Retired Major General Mick Ryan served in many roles in the ADF. He retired as Director of the Australian Defence College, and his book War Transformed: A Review focusses on how the military need to be responsive to change. No one would argue with that, or with his contribution to the Red Alert report – that we cannot afford to be complacent. The evaluation of risk however should be based on the teaching of Sun Zi’s Art of War:

Know the enemy and know yourself;

Then you can fight a hundred battles undefeated.
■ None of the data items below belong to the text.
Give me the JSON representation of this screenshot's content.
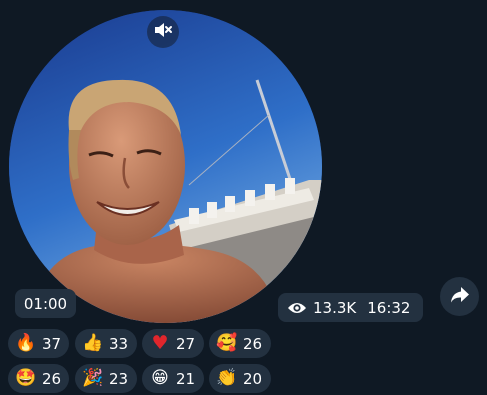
{
  "video": {
    "duration": "01:00",
    "muted": true,
    "mute_icon": "speaker-muted-icon"
  },
  "meta": {
    "views": "13.3K",
    "time": "16:32",
    "views_icon": "eye-icon"
  },
  "share": {
    "icon": "share-arrow-icon"
  },
  "reactions": [
    {
      "emoji": "🔥",
      "name": "fire",
      "count": "37"
    },
    {
      "emoji": "👍",
      "name": "thumbs-up",
      "count": "33"
    },
    {
      "emoji": "♥",
      "name": "heart",
      "count": "27"
    },
    {
      "emoji": "🥰",
      "name": "smiling-hearts",
      "count": "26"
    },
    {
      "emoji": "🤩",
      "name": "star-struck",
      "count": "26"
    },
    {
      "emoji": "🎉",
      "name": "party-popper",
      "count": "23"
    },
    {
      "emoji": "😁",
      "name": "grinning",
      "count": "21"
    },
    {
      "emoji": "👏",
      "name": "clapping",
      "count": "20"
    }
  ],
  "colors": {
    "background": "#0f1924",
    "pill": "#233140",
    "text": "#ffffff",
    "heart": "#e0262c"
  }
}
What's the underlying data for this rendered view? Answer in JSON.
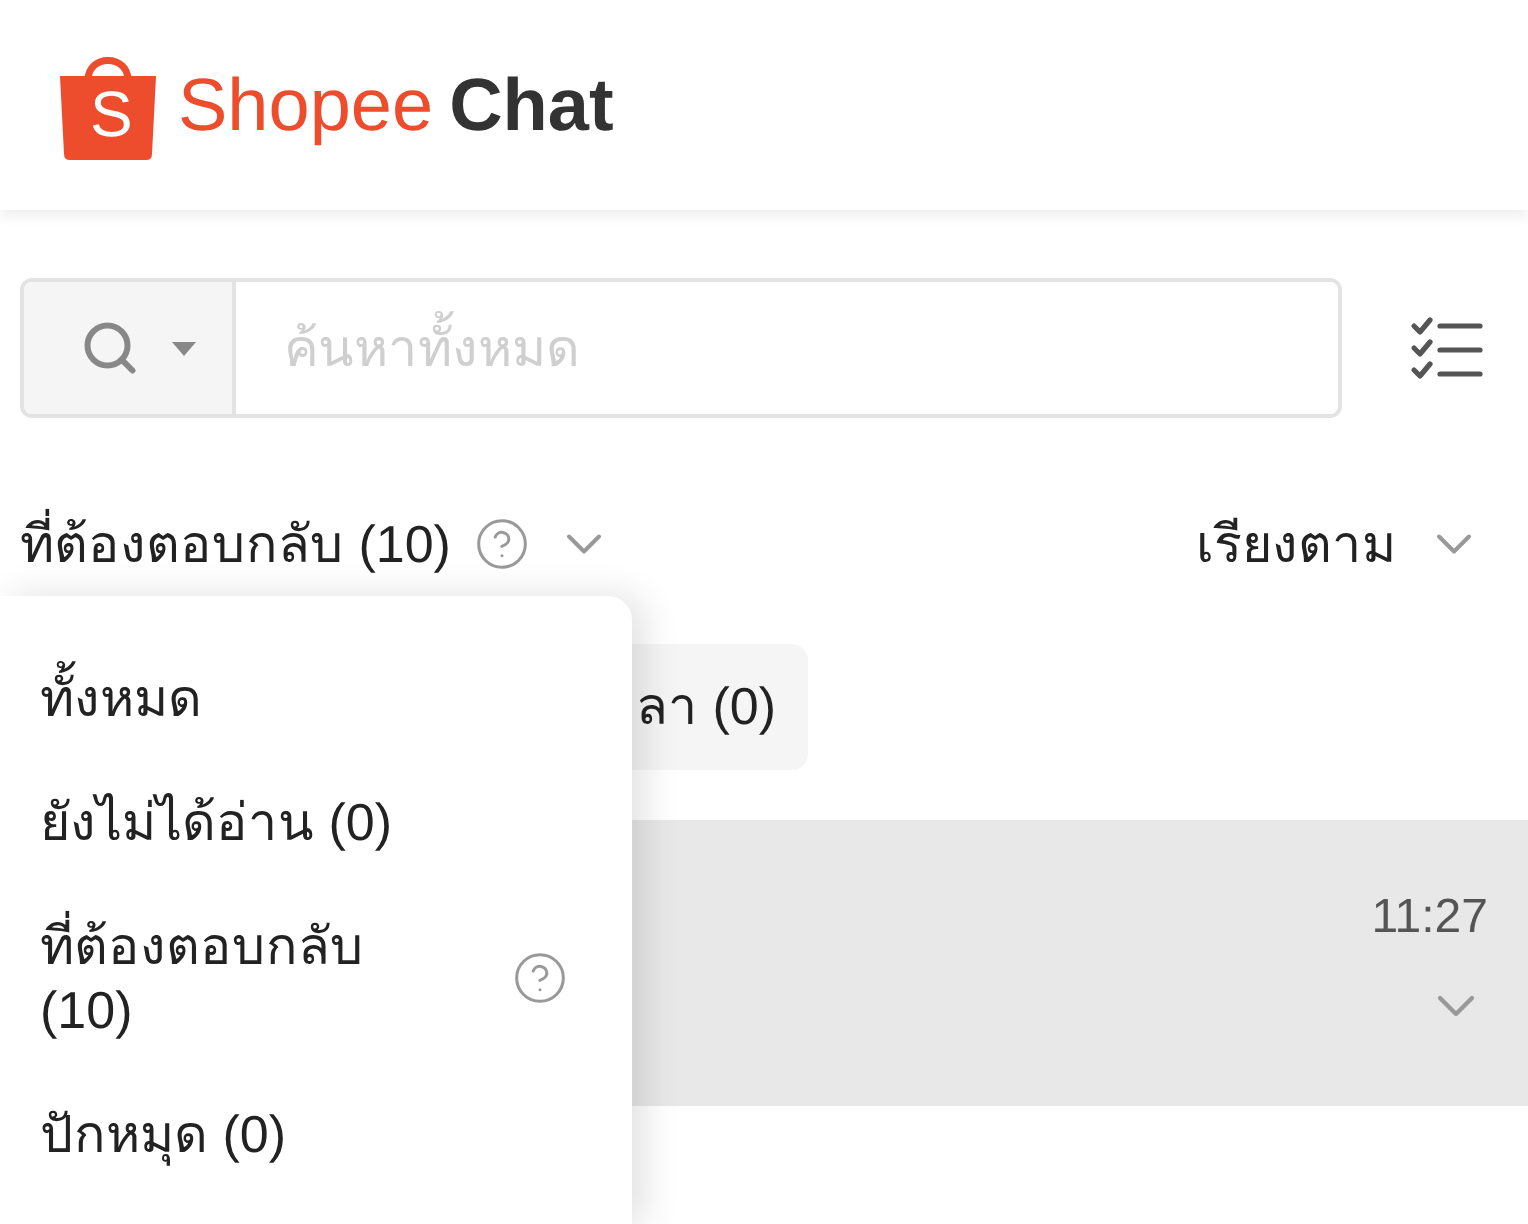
{
  "header": {
    "logo_letter": "S",
    "brand": "Shopee",
    "title": "Chat"
  },
  "search": {
    "placeholder": "ค้นหาทั้งหมด"
  },
  "filter": {
    "label": "ที่ต้องตอบกลับ (10)"
  },
  "sort": {
    "label": "เรียงตาม"
  },
  "chips": [
    {
      "label": "ลา (0)"
    }
  ],
  "chats": [
    {
      "time": "11:27",
      "selected": true
    }
  ],
  "menu": {
    "items": [
      {
        "label": "ทั้งหมด",
        "kind": "plain"
      },
      {
        "label": "ยังไม่ได้อ่าน (0)",
        "kind": "plain"
      },
      {
        "label": "ที่ต้องตอบกลับ (10)",
        "kind": "help"
      },
      {
        "label": "ปักหมุด (0)",
        "kind": "plain"
      }
    ]
  }
}
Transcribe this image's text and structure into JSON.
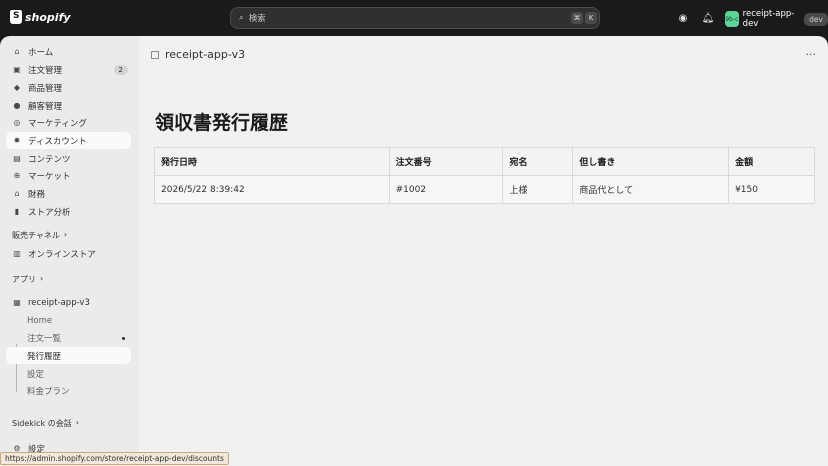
{
  "topbar": {
    "brand": "shopify",
    "search_placeholder": "検索",
    "kbd_cmd": "⌘",
    "kbd_k": "K",
    "store_avatar": "9b-c",
    "store_name": "receipt-app-dev",
    "store_tag": "dev"
  },
  "sidebar": {
    "items": [
      {
        "label": "ホーム",
        "icon": "home-icon"
      },
      {
        "label": "注文管理",
        "icon": "inbox-icon",
        "badge": "2"
      },
      {
        "label": "商品管理",
        "icon": "tag-icon"
      },
      {
        "label": "顧客管理",
        "icon": "person-icon"
      },
      {
        "label": "マーケティング",
        "icon": "target-icon"
      },
      {
        "label": "ディスカウント",
        "icon": "discount-icon"
      },
      {
        "label": "コンテンツ",
        "icon": "content-icon"
      },
      {
        "label": "マーケット",
        "icon": "globe-icon"
      },
      {
        "label": "財務",
        "icon": "bank-icon"
      },
      {
        "label": "ストア分析",
        "icon": "chart-icon"
      }
    ],
    "sales_channels_label": "販売チャネル",
    "online_store": "オンラインストア",
    "apps_label": "アプリ",
    "app_name": "receipt-app-v3",
    "app_subitems": [
      "Home",
      "注文一覧",
      "発行履歴",
      "設定",
      "料金プラン"
    ],
    "sidekick_label": "Sidekick の会話",
    "settings": "設定"
  },
  "main": {
    "app_title": "receipt-app-v3",
    "more": "···",
    "page_title": "領収書発行履歴",
    "table": {
      "headers": [
        "発行日時",
        "注文番号",
        "宛名",
        "但し書き",
        "金額"
      ],
      "rows": [
        [
          "2026/5/22 8:39:42",
          "#1002",
          "上様",
          "商品代として",
          "¥150"
        ]
      ]
    }
  },
  "status_url": "https://admin.shopify.com/store/receipt-app-dev/discounts"
}
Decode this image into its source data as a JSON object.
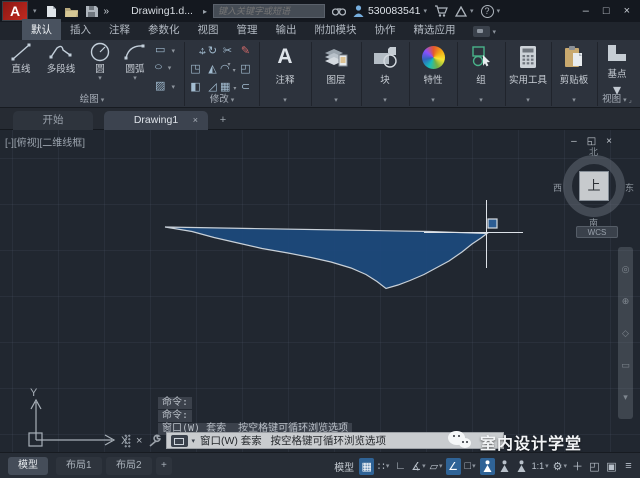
{
  "title_bar": {
    "logo_letter": "A",
    "qat_more": "»",
    "file_name": "Drawing1.d...",
    "expand_arrow": "▸",
    "search_placeholder": "键入关键字或短语",
    "user_id": "530083541",
    "help_glyph": "?",
    "window": {
      "minimize": "–",
      "maximize": "□",
      "close": "×"
    }
  },
  "ribbon": {
    "tabs": [
      {
        "label": "默认",
        "active": true
      },
      {
        "label": "插入"
      },
      {
        "label": "注释"
      },
      {
        "label": "参数化"
      },
      {
        "label": "视图"
      },
      {
        "label": "管理"
      },
      {
        "label": "输出"
      },
      {
        "label": "附加模块"
      },
      {
        "label": "协作"
      },
      {
        "label": "精选应用"
      }
    ],
    "draw_panel": {
      "label": "绘图",
      "tools": [
        {
          "label": "直线"
        },
        {
          "label": "多段线"
        },
        {
          "label": "圆"
        },
        {
          "label": "圆弧"
        }
      ]
    },
    "modify_panel": {
      "label": "修改"
    },
    "big_buttons": [
      {
        "label": "注释"
      },
      {
        "label": "图层"
      },
      {
        "label": "块"
      },
      {
        "label": "特性"
      },
      {
        "label": "组"
      },
      {
        "label": "实用工具"
      },
      {
        "label": "剪贴板"
      },
      {
        "label": "基点"
      }
    ],
    "view_panel_label": "视图"
  },
  "file_tabs": {
    "start": "开始",
    "drawing": "Drawing1",
    "close": "×",
    "new": "+"
  },
  "viewport": {
    "label": "[-][俯视][二维线框]"
  },
  "viewcube": {
    "north": "北",
    "south": "南",
    "west": "西",
    "east": "东",
    "top": "上",
    "wcs": "WCS"
  },
  "ucs": {
    "x": "X",
    "y": "Y"
  },
  "command": {
    "history": [
      "命令:",
      "命令:",
      "窗口(W) 套索  按空格键可循环浏览选项"
    ],
    "prompt": "窗口(W) 套索   按空格键可循环浏览选项"
  },
  "status_bar": {
    "model_tab": "模型",
    "layout1_tab": "布局1",
    "layout2_tab": "布局2",
    "new_layout": "+",
    "model_label": "模型",
    "annotation_scale": "1:1"
  },
  "watermark": {
    "text": "室内设计学堂"
  },
  "colors": {
    "accent_blue": "#2f6396",
    "selection_fill": "#1c4a7e",
    "selection_border": "#c8d0d8",
    "canvas_bg": "#212730"
  }
}
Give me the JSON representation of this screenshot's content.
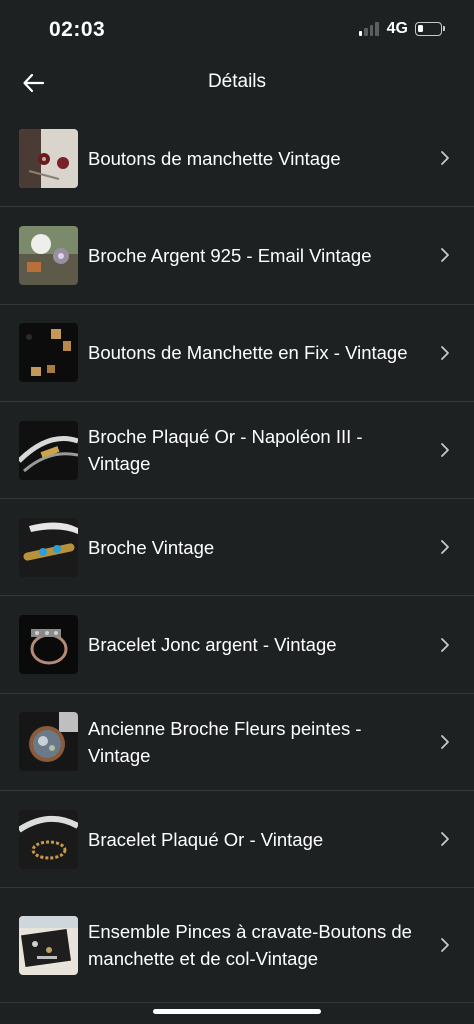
{
  "status_bar": {
    "time": "02:03",
    "network": "4G",
    "signal_bars": 4,
    "signal_active": 1,
    "battery_level": 0.2
  },
  "header": {
    "title": "Détails",
    "back_icon": "arrow-left-icon"
  },
  "items": [
    {
      "label": "Boutons de manchette Vintage"
    },
    {
      "label": "Broche Argent 925 - Email Vintage"
    },
    {
      "label": "Boutons de Manchette en Fix - Vintage"
    },
    {
      "label": "Broche Plaqué Or - Napoléon III - Vintage"
    },
    {
      "label": "Broche Vintage"
    },
    {
      "label": "Bracelet Jonc argent - Vintage"
    },
    {
      "label": "Ancienne Broche Fleurs peintes - Vintage"
    },
    {
      "label": "Bracelet Plaqué Or - Vintage"
    },
    {
      "label": "Ensemble Pinces à cravate-Boutons de manchette et de col-Vintage"
    }
  ],
  "chevron_icon": "chevron-right-icon"
}
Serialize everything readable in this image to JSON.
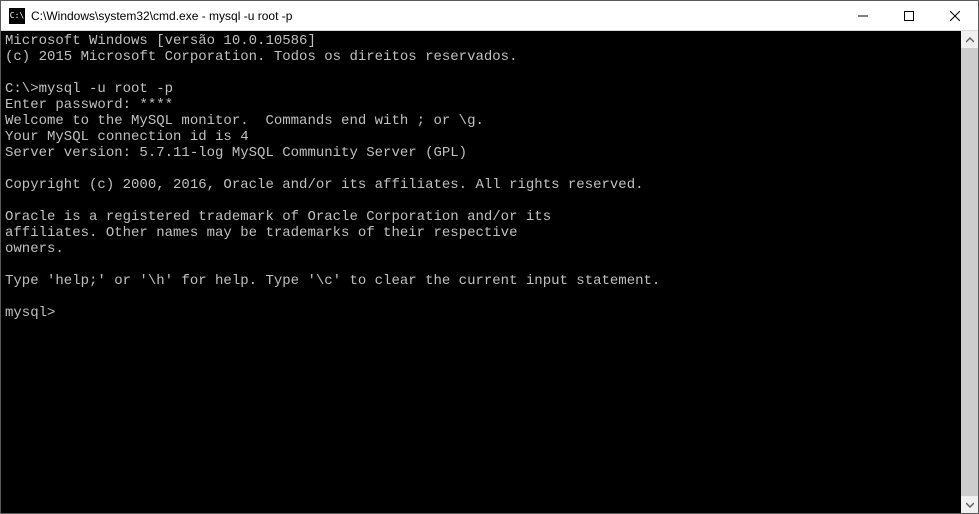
{
  "window": {
    "icon_label": "C:\\",
    "title": "C:\\Windows\\system32\\cmd.exe - mysql  -u root -p"
  },
  "terminal": {
    "lines": [
      "Microsoft Windows [versão 10.0.10586]",
      "(c) 2015 Microsoft Corporation. Todos os direitos reservados.",
      "",
      "C:\\>mysql -u root -p",
      "Enter password: ****",
      "Welcome to the MySQL monitor.  Commands end with ; or \\g.",
      "Your MySQL connection id is 4",
      "Server version: 5.7.11-log MySQL Community Server (GPL)",
      "",
      "Copyright (c) 2000, 2016, Oracle and/or its affiliates. All rights reserved.",
      "",
      "Oracle is a registered trademark of Oracle Corporation and/or its",
      "affiliates. Other names may be trademarks of their respective",
      "owners.",
      "",
      "Type 'help;' or '\\h' for help. Type '\\c' to clear the current input statement.",
      "",
      "mysql>"
    ]
  }
}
Lavina Lee’s recent research concerns maritime security and strategy in the Indo-Pacific. In a 2020 Lowy Institute paper, she emphasised the positive role that the Quad can play to strengthen the international rules-based order. Her contribution to Red Alert is to note the potential international consequences of US export controls affecting Chinese use of semi-conductors. These certainly merit further study. It cannot be assumed however that all, or even some, of these consequences will make China a greater threat to Australia.

Alan Finkel was Chief Scientist 2016-20. His 2021 Quarterly Essay Getting to Zero was well-received. Just before Covid, he visited a joint UNSW-Kohodo Energy Hydrogen research and development laboratory in China. He is well aware of the potential for research collaboration between Australia and China in environmental and other scientific fields. For Red Alert he chose to hype how Artificial Intelligence in applications such as ChatGPT can be used for good or bad, for instance, in spreading fake news. Red Alert fails to mention that the US is the leader in this field, not China.

Lesley Seebeck is the head of the Cyber Institute at the National Security College. Writing recently for the ASPI Strategist, she plugged the role of AUKUS technology programs, noting that this would need a large allocation of funds in this year’s budget.

The government will make two major announcements over the next few weeks: the report of the Defence Strategic Review will be released to the public, and shortly after that the Federal Budget will be handed down. The Defence establishment, its various associated enterprises and think tanks, are hoping for a large slice of the pie. Some of the figures being cast around are astronomical. The submarine program alone will be tens of billions.

Ordinary citizens, worried about rising living costs, increased bank charges and static wages, might well object to their taxes being allocated to the defence budget. The blow could be softened if they could be made to fear China as a grave and immediate threat.

As the Goons memorably said, “There’s more where that came from.”